No mesmo período, numa visita à Procuradoria Geral de Justiça, em Brasília, as viúvas solicitaram a reabertura de todos os processos criminais. A Procuradoria pediu, então, que fosse apresentada uma relação com os nomes das vítimas e prometeu agir imediatamente. Até hoje, nada foi feito. Os assassinos continuam livres, e a responsabilidade do Estado nos crimes, sem apuração.


Campeão da violência


Enquanto isso, a tensão no campo permanece. Em seus relatórios, a Comissão Pastoral da Terra do Maranhão aponta números que preocupam. Só nos últimos dois anos foram registrados 48 conflitos, com dez assassinatos.

São conflitos sangrentos, cuja causa principal é a expansão do latifúndio, que hoje detém quase 80% dos 32 milhões de hectares de terra do Estado. Não é por acaso que o Maranhão é um dos "campeões da violência no campo", junto com o Pará e a Bahia.

A conclusão é da Comissão Parlamentar de Inquérito sobre a violência no campo, de 1992. Uma outra conclusão: "O Estado do Maranhão, de forma ativa e passiva, tem contribuído no processo de concentração fundiária e de violência contra os lavradores".

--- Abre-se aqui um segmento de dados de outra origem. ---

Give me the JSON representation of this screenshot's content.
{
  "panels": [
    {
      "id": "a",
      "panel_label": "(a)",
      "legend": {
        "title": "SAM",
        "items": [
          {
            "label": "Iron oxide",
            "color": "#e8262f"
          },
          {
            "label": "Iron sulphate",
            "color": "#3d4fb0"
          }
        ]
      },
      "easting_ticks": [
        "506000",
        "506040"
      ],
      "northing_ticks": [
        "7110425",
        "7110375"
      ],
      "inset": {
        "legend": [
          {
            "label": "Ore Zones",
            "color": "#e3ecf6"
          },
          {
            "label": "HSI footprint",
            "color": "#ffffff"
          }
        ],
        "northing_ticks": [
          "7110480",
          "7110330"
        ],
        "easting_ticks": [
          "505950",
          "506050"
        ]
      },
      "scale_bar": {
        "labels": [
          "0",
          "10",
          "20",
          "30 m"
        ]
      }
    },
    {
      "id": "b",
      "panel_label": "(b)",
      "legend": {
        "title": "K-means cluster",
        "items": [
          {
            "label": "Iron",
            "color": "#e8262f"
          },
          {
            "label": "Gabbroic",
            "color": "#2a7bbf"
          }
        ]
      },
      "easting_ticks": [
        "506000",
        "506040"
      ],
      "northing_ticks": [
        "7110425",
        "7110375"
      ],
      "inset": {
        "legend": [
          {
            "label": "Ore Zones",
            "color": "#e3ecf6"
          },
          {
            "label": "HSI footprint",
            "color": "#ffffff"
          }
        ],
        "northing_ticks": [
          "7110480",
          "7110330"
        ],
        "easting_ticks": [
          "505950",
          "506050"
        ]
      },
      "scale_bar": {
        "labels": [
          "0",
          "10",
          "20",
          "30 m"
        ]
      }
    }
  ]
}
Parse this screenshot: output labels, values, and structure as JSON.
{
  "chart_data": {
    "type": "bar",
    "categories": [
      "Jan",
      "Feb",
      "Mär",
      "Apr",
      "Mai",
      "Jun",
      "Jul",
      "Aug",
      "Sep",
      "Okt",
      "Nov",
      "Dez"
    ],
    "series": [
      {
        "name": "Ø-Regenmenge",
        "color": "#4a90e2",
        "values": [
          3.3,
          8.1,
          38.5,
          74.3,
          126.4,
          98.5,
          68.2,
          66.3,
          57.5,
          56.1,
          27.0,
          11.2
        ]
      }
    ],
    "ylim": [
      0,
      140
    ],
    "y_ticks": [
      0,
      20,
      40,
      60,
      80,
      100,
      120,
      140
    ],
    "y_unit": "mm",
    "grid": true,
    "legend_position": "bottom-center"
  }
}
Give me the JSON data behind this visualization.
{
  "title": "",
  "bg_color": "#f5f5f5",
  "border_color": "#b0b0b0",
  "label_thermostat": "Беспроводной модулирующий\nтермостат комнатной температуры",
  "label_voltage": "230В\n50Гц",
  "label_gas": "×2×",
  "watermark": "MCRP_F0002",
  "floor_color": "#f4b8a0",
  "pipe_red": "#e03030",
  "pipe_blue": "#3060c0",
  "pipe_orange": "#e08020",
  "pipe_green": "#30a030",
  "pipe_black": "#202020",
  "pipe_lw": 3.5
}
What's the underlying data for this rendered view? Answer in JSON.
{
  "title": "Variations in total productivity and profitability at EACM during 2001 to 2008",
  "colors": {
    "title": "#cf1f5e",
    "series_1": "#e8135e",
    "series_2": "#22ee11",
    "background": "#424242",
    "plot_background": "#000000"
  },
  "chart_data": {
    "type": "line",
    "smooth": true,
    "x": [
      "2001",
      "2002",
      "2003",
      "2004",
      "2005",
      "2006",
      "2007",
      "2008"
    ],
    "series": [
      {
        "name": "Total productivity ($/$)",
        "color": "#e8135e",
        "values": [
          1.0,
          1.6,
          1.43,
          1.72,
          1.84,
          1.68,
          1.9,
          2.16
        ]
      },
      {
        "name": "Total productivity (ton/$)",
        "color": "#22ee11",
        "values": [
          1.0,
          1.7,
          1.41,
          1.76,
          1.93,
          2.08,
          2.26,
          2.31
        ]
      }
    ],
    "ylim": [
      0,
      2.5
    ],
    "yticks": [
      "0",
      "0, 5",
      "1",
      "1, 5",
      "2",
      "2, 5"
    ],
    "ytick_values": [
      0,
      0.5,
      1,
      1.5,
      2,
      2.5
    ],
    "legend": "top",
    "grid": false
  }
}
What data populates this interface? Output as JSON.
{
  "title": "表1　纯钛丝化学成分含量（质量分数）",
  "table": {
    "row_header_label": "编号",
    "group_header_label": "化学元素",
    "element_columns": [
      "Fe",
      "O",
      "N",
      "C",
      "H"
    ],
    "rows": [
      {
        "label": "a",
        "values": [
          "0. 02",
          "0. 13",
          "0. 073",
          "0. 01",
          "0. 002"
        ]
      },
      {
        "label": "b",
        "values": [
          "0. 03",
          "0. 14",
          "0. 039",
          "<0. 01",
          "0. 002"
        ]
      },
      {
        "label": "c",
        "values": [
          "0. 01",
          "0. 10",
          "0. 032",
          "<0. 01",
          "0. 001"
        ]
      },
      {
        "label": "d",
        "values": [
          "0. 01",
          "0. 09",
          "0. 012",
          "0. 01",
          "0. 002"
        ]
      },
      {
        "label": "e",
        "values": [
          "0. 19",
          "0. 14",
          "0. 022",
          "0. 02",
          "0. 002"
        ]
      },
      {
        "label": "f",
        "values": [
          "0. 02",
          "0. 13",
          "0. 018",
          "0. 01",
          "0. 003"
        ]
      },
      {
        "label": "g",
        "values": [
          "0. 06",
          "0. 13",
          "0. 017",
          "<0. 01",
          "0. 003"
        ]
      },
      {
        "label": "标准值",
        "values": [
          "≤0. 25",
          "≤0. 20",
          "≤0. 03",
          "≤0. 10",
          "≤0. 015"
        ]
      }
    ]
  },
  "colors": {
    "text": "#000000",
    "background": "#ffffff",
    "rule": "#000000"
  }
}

Feita a denúncia, tudo permanece como antes. A impunidade não conhece limites, e a pistolagem campeia solta.

Corajosas, as viúvas não desistem. Têm força e têm esperança. E sabem que têm muito trabalho pela frente.


"Fiquei enterrada
  naquele sangue"


Aldenora Mendes da Silva, Lora, como é conhecida, mora num local de difícil acesso, o Centro dos Cabecinhas, mas suas histórias correm léguas. Ela lidera a comunidade de doze famílias do povoado onde há dez anos vive com seus nove filhos. Em 1984, uma manhã de domingo marcaria para sempre sua vida.

Nesse dia, presenciou o assassinato de seu pai, Julião Pinto de Souza, e do marido, Bento Alves de Lima. Tentando conter uma lágrima, relata:

"Eu fiquei com o Bento nos meus braços. Ele derramou muito sangue na minha cara, nos meus braços. Levei foi dias com o sangue no meu corpo, nas unhas. Fiquei mesmo foi enterrada naquele sangue".

Gorcino Gabriel Ramos, fazendeiro que tentava expulsar cinqüenta famílias do povoado, foi o autor dos disparos. A Justiça nunca o localizou, apesar de Lora saber enumerar cada passo de sua fuga após o crime, bem como o seu paradeiro atual.

Uma das mais combativas do movimento das viúvas, Aldenora revela que aprendeu bastante nesses anos. "O que é o poder, por exemplo. E que nós precisamos lutar para conseguir ser iguais aos outros." – Márcia Alves.